Cannizzaro and Hecht (1987) observed a female with typical IP who displayed an X;10 translocation with breakpoints in Xp11.2 and 10q22. Thus, the breakpoint in the X chromosome in all 4 reported cases of X/autosome translocation in IP has been in band Xp11. Cannizzaro and Hecht (1987) suggested that the IP gene is most likely in subband Xp11.2.

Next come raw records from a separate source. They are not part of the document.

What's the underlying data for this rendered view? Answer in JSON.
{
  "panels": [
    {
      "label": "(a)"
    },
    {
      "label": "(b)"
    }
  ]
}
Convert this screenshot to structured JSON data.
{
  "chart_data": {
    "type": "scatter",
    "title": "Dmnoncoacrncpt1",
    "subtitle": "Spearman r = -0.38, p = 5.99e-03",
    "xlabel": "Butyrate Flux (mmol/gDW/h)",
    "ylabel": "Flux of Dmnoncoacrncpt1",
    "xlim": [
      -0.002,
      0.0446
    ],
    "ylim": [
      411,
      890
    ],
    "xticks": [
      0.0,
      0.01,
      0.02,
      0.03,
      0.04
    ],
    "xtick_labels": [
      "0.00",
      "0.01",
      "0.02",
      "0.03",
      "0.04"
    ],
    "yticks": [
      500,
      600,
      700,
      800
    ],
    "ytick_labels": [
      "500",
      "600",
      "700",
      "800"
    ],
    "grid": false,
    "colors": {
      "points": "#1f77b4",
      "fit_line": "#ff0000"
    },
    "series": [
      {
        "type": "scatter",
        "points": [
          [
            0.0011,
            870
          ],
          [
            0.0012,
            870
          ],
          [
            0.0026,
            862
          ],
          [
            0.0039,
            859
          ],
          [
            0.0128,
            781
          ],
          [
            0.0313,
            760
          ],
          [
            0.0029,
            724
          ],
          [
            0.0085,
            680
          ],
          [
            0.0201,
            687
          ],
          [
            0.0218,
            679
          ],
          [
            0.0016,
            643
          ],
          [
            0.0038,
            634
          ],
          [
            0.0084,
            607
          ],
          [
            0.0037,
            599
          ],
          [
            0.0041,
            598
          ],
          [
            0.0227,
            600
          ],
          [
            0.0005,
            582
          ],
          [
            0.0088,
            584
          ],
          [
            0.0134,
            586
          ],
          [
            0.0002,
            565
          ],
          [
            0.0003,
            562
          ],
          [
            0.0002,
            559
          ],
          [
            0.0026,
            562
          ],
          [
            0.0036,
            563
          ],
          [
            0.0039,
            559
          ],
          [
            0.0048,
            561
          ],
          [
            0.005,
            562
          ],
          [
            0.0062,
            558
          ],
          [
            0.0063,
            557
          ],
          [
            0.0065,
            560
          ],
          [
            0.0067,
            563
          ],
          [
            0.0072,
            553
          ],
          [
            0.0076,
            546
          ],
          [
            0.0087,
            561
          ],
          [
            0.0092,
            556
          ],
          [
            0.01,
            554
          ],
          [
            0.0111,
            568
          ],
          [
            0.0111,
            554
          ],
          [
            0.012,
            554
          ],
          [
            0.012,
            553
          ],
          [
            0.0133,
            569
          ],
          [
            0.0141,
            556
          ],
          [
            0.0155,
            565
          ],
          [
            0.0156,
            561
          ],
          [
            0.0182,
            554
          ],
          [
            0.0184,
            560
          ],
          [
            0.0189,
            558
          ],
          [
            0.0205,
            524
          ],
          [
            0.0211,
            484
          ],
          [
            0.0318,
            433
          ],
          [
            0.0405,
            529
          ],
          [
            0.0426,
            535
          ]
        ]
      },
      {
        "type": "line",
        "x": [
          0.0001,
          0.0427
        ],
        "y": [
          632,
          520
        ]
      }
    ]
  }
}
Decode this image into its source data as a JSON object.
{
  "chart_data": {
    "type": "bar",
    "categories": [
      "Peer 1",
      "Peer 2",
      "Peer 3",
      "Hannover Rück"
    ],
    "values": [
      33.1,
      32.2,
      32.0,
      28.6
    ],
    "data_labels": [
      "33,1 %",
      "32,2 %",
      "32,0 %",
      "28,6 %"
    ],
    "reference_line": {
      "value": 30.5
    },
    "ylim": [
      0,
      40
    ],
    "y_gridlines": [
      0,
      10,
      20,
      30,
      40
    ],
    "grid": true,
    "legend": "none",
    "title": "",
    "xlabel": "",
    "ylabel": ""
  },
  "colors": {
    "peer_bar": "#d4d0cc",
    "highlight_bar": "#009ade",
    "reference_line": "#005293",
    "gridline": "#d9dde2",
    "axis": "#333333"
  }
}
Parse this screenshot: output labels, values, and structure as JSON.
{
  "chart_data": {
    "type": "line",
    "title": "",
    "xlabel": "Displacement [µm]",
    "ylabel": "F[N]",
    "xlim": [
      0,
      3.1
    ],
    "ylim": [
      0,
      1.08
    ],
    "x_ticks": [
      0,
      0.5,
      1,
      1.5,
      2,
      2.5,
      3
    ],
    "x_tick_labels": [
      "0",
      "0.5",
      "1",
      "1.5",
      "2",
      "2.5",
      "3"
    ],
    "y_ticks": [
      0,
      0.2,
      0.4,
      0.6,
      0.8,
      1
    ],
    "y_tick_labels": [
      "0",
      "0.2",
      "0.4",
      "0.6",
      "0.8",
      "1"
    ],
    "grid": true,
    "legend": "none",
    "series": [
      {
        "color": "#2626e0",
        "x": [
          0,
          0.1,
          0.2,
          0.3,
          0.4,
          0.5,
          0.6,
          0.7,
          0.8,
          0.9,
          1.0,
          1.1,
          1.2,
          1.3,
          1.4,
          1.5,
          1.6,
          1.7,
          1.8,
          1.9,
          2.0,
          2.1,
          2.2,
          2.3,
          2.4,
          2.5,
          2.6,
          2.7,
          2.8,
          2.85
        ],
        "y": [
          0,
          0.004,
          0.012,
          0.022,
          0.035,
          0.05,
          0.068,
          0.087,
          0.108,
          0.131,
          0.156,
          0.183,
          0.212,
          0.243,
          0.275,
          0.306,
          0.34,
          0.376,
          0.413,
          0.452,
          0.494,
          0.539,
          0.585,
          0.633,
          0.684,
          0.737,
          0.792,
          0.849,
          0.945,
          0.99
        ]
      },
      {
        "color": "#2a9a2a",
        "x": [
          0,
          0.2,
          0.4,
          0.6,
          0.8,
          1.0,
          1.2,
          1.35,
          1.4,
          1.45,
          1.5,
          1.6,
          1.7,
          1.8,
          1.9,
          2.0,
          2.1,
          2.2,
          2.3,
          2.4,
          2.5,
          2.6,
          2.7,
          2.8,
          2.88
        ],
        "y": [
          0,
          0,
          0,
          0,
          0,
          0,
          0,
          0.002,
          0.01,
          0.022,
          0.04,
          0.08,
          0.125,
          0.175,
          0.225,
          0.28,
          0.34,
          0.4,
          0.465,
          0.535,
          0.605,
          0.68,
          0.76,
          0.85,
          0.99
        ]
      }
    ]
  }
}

Using nonisotopic in situ hybridization technique and an X centromere-specific probe, Crolla et al. (1989) confirmed the Xp11 breakpoint in 3 cases of X/autosome translocation and a ring-X case. However, results from a fifth case, t(X;17), previously reported by Hodgson et al. (1985), showed that the X breakpoint was within the centromeric alphoid repetitive sequences. The clinical presentation in all 5 patients was the same. Gorski et al. (1991) stated that these 5 unrelated patients with nonfamilial IP and a constitutional de novo reciprocal X/autosome translocation all showed a breakpoint involving Xp11.21. They concluded that the breakpoints in 3 of the 5 patients whom they studied was separated by a distance of at least 1,250 kb. In a case of ring X chromosome in a female with IP, Sefiani et al. (1989) found breakpoints in or distal to p11.22 and between q12.2 and q13.1. Bitoun et al. (1992) described incontinentia pigmenti in association with an apparently balanced translocation t(X;5)(p11.2;q35.2). They pointed out that the 7 previously reported cases of type I IP with translocations had the same Xp11 breakpoint. They noted that there was no history of bullous lesions in these cases. They expressed the view that lesions of this type occur only in the 'classical' type II, or familial form of IP, which maps to Xq28.